Anzen Hoshō Kanrenhō ni Hantai Suru Gakusha no Kai | Association of Scholars Opposed to the Security-related Laws


In 2015, while the Abe administration pushed for security bills to allow Japan to exercise its collective self-defense right, this group was founded by big-name scholars in a large range of fields to oppose the bills. They published several statements, including one that criticized the government for forcing the bills through the Diet. They have also collected signatures from supporters, including university personnel in Japan and foreign countries, on this website. Some of the main organizers: Kobayashi Setsu of Keio University (constitutional studies), Higuchi Yōichi of the Japan Academy (constitutional studies), Mizushima Asaho of Waseda University (constitutional studies), Ueno Chizuko of Tokyo University (sociology), Masukawa Toshihide of Kyoto University (Physics). Even after the security bills were accepted in the Diet, the group has occasionally updated this website to share information about their events or activities.
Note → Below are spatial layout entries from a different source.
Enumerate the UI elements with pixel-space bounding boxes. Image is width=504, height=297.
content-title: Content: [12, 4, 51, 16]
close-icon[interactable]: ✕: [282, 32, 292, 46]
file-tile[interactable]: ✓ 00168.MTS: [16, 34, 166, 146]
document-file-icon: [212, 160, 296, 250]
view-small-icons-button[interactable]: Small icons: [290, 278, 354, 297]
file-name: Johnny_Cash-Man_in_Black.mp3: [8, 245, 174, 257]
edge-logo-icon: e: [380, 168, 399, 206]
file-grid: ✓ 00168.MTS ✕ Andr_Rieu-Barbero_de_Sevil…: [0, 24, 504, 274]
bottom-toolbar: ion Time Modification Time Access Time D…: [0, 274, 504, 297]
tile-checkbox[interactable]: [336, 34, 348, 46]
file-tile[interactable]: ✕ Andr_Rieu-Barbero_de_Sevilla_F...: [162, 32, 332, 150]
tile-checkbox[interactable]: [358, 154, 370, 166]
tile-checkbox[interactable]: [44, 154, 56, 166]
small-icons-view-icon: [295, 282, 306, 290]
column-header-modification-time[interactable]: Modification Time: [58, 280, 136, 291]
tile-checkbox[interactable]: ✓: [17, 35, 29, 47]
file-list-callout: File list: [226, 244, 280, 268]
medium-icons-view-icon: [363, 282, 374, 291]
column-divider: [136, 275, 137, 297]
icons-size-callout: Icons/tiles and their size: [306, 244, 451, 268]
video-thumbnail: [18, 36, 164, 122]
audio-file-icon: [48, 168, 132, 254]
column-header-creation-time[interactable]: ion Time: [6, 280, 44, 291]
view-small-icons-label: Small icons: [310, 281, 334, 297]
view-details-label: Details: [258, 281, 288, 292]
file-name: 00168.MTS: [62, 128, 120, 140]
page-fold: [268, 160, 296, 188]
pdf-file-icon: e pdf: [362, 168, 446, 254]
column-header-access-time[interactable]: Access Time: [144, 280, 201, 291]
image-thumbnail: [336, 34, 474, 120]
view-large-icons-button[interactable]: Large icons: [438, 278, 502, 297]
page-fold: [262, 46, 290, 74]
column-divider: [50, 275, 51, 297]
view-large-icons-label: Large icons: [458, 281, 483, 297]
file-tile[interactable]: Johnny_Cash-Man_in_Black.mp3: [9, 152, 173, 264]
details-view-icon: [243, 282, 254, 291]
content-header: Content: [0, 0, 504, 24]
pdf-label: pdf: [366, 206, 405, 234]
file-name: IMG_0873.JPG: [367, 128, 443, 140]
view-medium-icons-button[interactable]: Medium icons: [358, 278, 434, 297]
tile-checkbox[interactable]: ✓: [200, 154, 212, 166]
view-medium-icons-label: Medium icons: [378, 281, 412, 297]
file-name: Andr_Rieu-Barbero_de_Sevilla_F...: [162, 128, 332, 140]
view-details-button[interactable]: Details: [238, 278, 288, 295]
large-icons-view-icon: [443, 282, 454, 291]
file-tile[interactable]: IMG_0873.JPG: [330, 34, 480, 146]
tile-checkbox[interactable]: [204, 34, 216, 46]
This group made a list of websites of university groups that opposed the security bills throughout Japan, and it is available here.


AICHI Kazuo 

This personal website belongs to Aichi Kazuo, former member of the House of Representatives and the President of National Association for Creating a New Constitution (自主憲法制定国民会議). It offers an original revision draft known as the Aichi Draft. The draft emphasizes the role of the emperor, introduces Japanese culture and spirit in the Preamble, identifies the emperor as the chief of state, defines "Hinomaru (日の丸)" as the national flag and "Kimigayo (君が代)" as the anthem, promotes peaceful resolution of international conflicts, calls for revision of both clauses of Article 9; renames the SDF as a security force; and establishes articles about the environment, rights to privacy, and measures for dealing with national emergency.



Prof. Hasebe of Waseda University is one of the constitutional scholars who strongly opposed the security bills in 2015. The government invited him to the Diet for suggestions on the bills, and he argued that the bills would be unconstitutional. This fueled criticism against the government for pushing the bills in order to legislate Japan’s ability to exercise its collective self-defense right. He is also a founder of Rikken Demokurashī no Kai (立憲デモクラシーの会), a political campaign group that aimed to stop the bills. He regularly uploads his essays to this website.


This personal website made by Kataoka Tetsuya mainly analyzes Japanese national strategy toward the United States and Asia. It also offers Kataoka's views on constitutional revision, which are based on his unique military strategic analysis. (Most of his articles are only available after subscribing his mail-magazine.)



Standing for constitutionalism, Prof. Kimura of Tokyo Metropolitan University (首都大学東京) became one of the leading constitutional scholars who opposed the security bills in 2015. He is a main organizer of Rikken Demokurashī no Kai (立憲デモクラシーの会), a political campaign group that demanded the government withdraw the bills. He answers questions about legal studies from the audience on his website. His essays about the constitution are available on The Okinawa Times and Web Ronza.
This is a personal website created by Mizushima Asaho, a law professor at Waseda University, who supports and publicizes messages on maintaining the present constitution. In addition to his weekly online articles, his website offers unique perspectives on constitutional revision, introductions to his books, and many links to both foreign and domestic websites dealing with the postwar constitution.



Prof. Yamaguchi of the International University of Japan (国際大学) is a statistician. He is known for his study on social media platforms regarding constitutional discussion. According to him, extremists tend to write their opinions more frequently, and the moderate majority keeps quiet because they are afraid of attacks from the extremists on online platforms. Here are some of his articles: AERA (September 8, 2018) and Gendai Bijinesu (November 12, 2018).


This personal website created by Yoshizaki Nobuhiro, a professor at Tokoha University, does not offer any specific perspective on constitutional revision. However, the website contains many valuable links to documents such as the MacArthur Draft of the current constitution (in English), many related Japanese laws (including the Peace Preservation Law), international treaties, foreign constitutions, and historically important laws and publications.